Location: San Diego, California, United States

Monday, March 09, 2009

Why the NYT should be ashamed - and definitely not the U.S. newspaper of record!

The WSJ Best of the Web Today (3/9/09) points out the obvious intellectual dishonesty of our "newspaper of record". Difficult to understand why anyone would read it!

"Four years ago, when Republicans had a majority in the Senate and Democrats were using filibusters to block votes on President Bush's judicial nominees, the editorialists at the New York Times were aghast at the threat to "a time-honored Senate procedure that prevents a bare majority of senators from running roughshod." They also faulted the GOP for hypocrisy, since during the Clinton administration Republican senators had filibustered some presidential nominees (though not for the bench).

Now the Democrats are in the same position as the Republicans then: They hold the White House and a Senate majority shy of 60 votes. Predictably enough, the New York Times is now aghast that the Republicans may use a time-honored Senate procedure that prevents a bare majority of senators from running roughshod:

  • Republican senators have fired off an intemperate letter threatening--you got it--filibusters if Mr. Obama's nominees are not to their liking. Mr. Obama should not let the Republicans' saber-rattling interfere with how he chooses judges.
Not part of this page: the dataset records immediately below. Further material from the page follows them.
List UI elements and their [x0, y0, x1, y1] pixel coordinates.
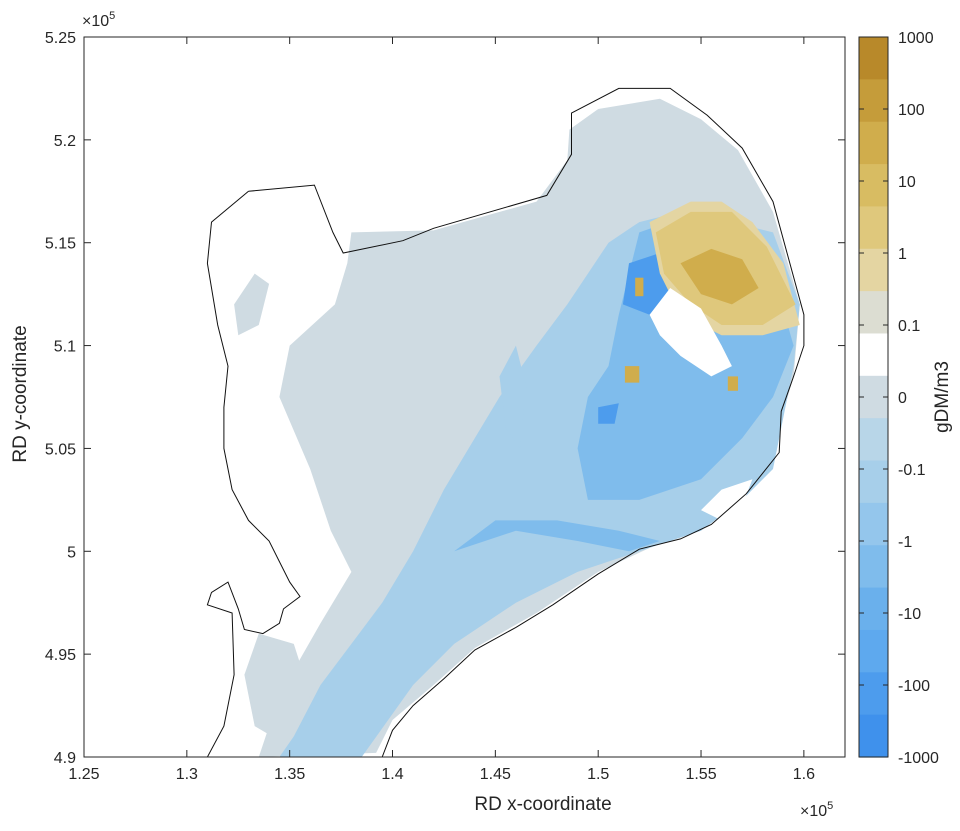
map-region-4 — [577, 119, 619, 161]
x-tick-label: 1.25 — [68, 766, 99, 783]
colorbar-segment — [859, 714, 888, 758]
colorbar-tick-label: 10 — [898, 174, 916, 191]
map-region-18 — [701, 479, 753, 521]
map-region-2 — [244, 633, 311, 747]
y-tick-label: 5.2 — [54, 133, 76, 150]
axes-layer: 1.25 1.3 1.35 1.4 1.45 1.5 1.55 1.6 4.9 4.95 5 5.05… — [45, 30, 846, 783]
map-region-17 — [649, 288, 732, 377]
x-tick-label: 1.3 — [176, 766, 198, 783]
colorbar-segment — [859, 79, 888, 123]
colorbar: 1000 100 10 1 0.1 0 -0.1 -1 -10 -100 -1000 — [858, 30, 939, 767]
map-region-3 — [234, 273, 270, 336]
map-region-14 — [635, 277, 644, 297]
x-axis-label: RD x-coordinate — [474, 794, 611, 815]
domain-outline — [206, 87, 805, 757]
colorbar-segment — [859, 37, 888, 80]
y-tick-label: 5 — [67, 544, 76, 561]
colorbar-segment — [859, 206, 888, 250]
x-tick-label: 1.4 — [381, 766, 403, 783]
y-tick-label: 5.15 — [45, 236, 76, 253]
y-tick-label: 5.05 — [45, 441, 76, 458]
x-tick-label: 1.5 — [587, 766, 609, 783]
colorbar-segment — [859, 545, 888, 589]
colorbar-segment — [859, 629, 888, 673]
colorbar-segment — [859, 587, 888, 631]
colorbar-tick-label: -0.1 — [898, 462, 926, 479]
y-tick-label: 4.95 — [45, 647, 76, 664]
colorbar-tick-label: -1 — [898, 534, 912, 551]
x-tick-label: 1.35 — [274, 766, 305, 783]
svg-text:×105: ×105 — [800, 800, 833, 820]
colorbar-tick-label: 0 — [898, 390, 907, 407]
x-tick-label: 1.6 — [793, 766, 815, 783]
colorbar-segment — [859, 460, 888, 504]
map-region-8 — [454, 520, 660, 552]
map-region-6 — [499, 345, 527, 449]
map-layer — [84, 37, 845, 757]
axes-box — [83, 36, 846, 758]
y-exponent-label: ×105 — [82, 10, 115, 30]
x-exponent-label: ×105 — [800, 800, 833, 820]
colorbar-tick-label: 0.1 — [898, 318, 920, 335]
colorbar-segment — [859, 333, 888, 377]
colorbar-segment — [859, 672, 888, 716]
map-region-16 — [727, 376, 738, 391]
y-axis-label: RD y-coordinate — [10, 325, 31, 462]
x-tick-label: 1.55 — [685, 766, 716, 783]
y-tick-label: 5.25 — [45, 30, 76, 47]
map-region-15 — [624, 366, 640, 383]
colorbar-tick-label: 1000 — [898, 30, 934, 47]
svg-text:×105: ×105 — [82, 10, 115, 30]
colorbar-tick-label: 1 — [898, 246, 907, 263]
colorbar-tick-label: -100 — [898, 678, 930, 695]
colorbar-segment — [859, 121, 888, 165]
y-tick-label: 5.1 — [54, 339, 76, 356]
x-tick-label: 1.45 — [480, 766, 511, 783]
colorbar-tick-label: 100 — [898, 102, 925, 119]
map-region-13 — [680, 248, 759, 305]
map-region-10 — [598, 403, 619, 424]
colorbar-segment — [859, 164, 888, 208]
colorbar-tick-label: -1000 — [898, 750, 939, 767]
colorbar-segment — [859, 291, 888, 335]
colorbar-segment — [859, 418, 888, 462]
colorbar-segment — [859, 248, 888, 292]
colorbar-label: gDM/m3 — [932, 361, 953, 433]
colorbar-segment — [859, 502, 888, 546]
y-tick-label: 4.9 — [54, 750, 76, 767]
colorbar-tick-label: -10 — [898, 606, 921, 623]
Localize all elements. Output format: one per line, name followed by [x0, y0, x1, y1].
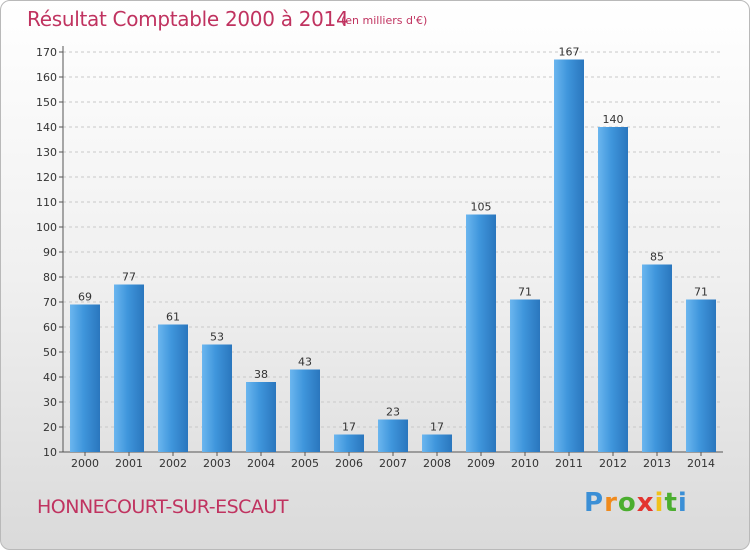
y-tick-label: 60: [43, 321, 57, 334]
logo-letter: t: [664, 488, 678, 518]
bar-2013: [642, 264, 672, 452]
y-tick-label: 160: [36, 71, 57, 84]
y-tick-label: 140: [36, 121, 57, 134]
bar-2004: [246, 382, 276, 452]
y-tick-label: 40: [43, 371, 57, 384]
x-tick-label-2013: 2013: [643, 457, 671, 470]
y-tick-label: 20: [43, 421, 57, 434]
logo-letter: i: [677, 488, 688, 518]
data-label-2013: 85: [650, 251, 664, 264]
x-tick-label-2008: 2008: [423, 457, 451, 470]
commune-name: HONNECOURT-SUR-ESCAUT: [37, 496, 288, 518]
data-label-2005: 43: [298, 356, 312, 369]
logo-letter: x: [636, 488, 655, 518]
bar-2001: [114, 284, 144, 452]
bar-2005: [290, 369, 320, 452]
bar-2003: [202, 344, 232, 452]
y-tick-label: 10: [43, 446, 57, 459]
y-tick-label: 50: [43, 346, 57, 359]
x-tick-label-2014: 2014: [687, 457, 715, 470]
x-tick-label-2011: 2011: [555, 457, 583, 470]
x-tick-label-2004: 2004: [247, 457, 275, 470]
y-tick-label: 150: [36, 96, 57, 109]
bar-2007: [378, 419, 408, 452]
x-tick-label-2003: 2003: [203, 457, 231, 470]
data-label-2012: 140: [603, 113, 624, 126]
data-label-2000: 69: [78, 291, 92, 304]
data-label-2002: 61: [166, 311, 180, 324]
data-label-2014: 71: [694, 286, 708, 299]
y-tick-label: 120: [36, 171, 57, 184]
x-tick-label-2012: 2012: [599, 457, 627, 470]
data-label-2001: 77: [122, 271, 136, 284]
bar-2010: [510, 299, 540, 452]
x-tick-label-2009: 2009: [467, 457, 495, 470]
y-tick-labels: 10 20 30 40 50 60 70 80 90 100 110 120 130 140 150 160 1…: [36, 46, 57, 459]
x-tick-label-2010: 2010: [511, 457, 539, 470]
chart-unit: (en milliers d'€): [341, 14, 428, 27]
y-tick-label: 90: [43, 246, 57, 259]
bar-2008: [422, 434, 452, 452]
bar-2012: [598, 127, 628, 452]
y-tick-label: 80: [43, 271, 57, 284]
x-tick-label-2006: 2006: [335, 457, 363, 470]
data-label-2007: 23: [386, 406, 400, 419]
x-tick-label-2005: 2005: [291, 457, 319, 470]
x-tick-label-2000: 2000: [71, 457, 99, 470]
data-label-2006: 17: [342, 421, 356, 434]
bar-2000: [70, 304, 100, 452]
bar-2002: [158, 324, 188, 452]
y-tick-label: 30: [43, 396, 57, 409]
y-tick-label: 170: [36, 46, 57, 59]
logo-letter: i: [654, 488, 665, 518]
x-tick-label-2001: 2001: [115, 457, 143, 470]
data-label-2009: 105: [471, 201, 492, 214]
x-tick-label-2002: 2002: [159, 457, 187, 470]
data-label-2008: 17: [430, 421, 444, 434]
chart-title: Résultat Comptable 2000 à 2014: [27, 7, 349, 31]
data-label-2004: 38: [254, 368, 268, 381]
logo-letter: o: [617, 488, 637, 518]
bar-2006: [334, 434, 364, 452]
logo-letter: P: [584, 488, 605, 518]
x-tick-labels: 2000 2001 2002 2003 2004 2005 2006 2007 2008 2009…: [71, 452, 715, 470]
data-label-2003: 53: [210, 331, 224, 344]
bar-2011: [554, 59, 584, 452]
x-tick-label-2007: 2007: [379, 457, 407, 470]
proxiti-logo[interactable]: Proxiti: [584, 488, 688, 518]
data-labels: 69 77 61 53 38 43 17 23 17 105 71 167 140 85 71: [78, 46, 708, 434]
y-tick-label: 130: [36, 146, 57, 159]
bars: [70, 59, 716, 452]
bar-2009: [466, 214, 496, 452]
bar-2014: [686, 299, 716, 452]
logo-letter: r: [604, 488, 618, 518]
y-tick-label: 70: [43, 296, 57, 309]
data-label-2010: 71: [518, 286, 532, 299]
y-tick-label: 110: [36, 196, 57, 209]
data-label-2011: 167: [559, 46, 580, 59]
y-tick-label: 100: [36, 221, 57, 234]
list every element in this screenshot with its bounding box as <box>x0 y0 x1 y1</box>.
Arguments about procedure are often made cynically, and there are times when that is appropriate: The job of a lawyer in court, for instance, is to further the interests of his client; it is up to the judge to safeguard the integrity of the court's procedures. One could argue that the Times, as an advocate for liberal ideology, is not obliged to be overly concerned with procedure.

But imagine if a lawyer asked a judge to show favoritism toward his client in procedural rulings "because, your honor, my client is just right." Any competent judge would laugh at such a silly argument. Yet that is exactly the approach the Times takes here:

  • A filibuster can be an appropriate response when it is clear that a particular nominee would be a dangerous addition to the bench.

So a filibuster is fine to block a judge the Times doesn't like, but outrageous to block one it does like. There is nothing more to this argument than that the ends justify the means--in which case why bother making an obviously phony argument about the means?"

Or could it be the left is too intellectually dishonest to call them on it!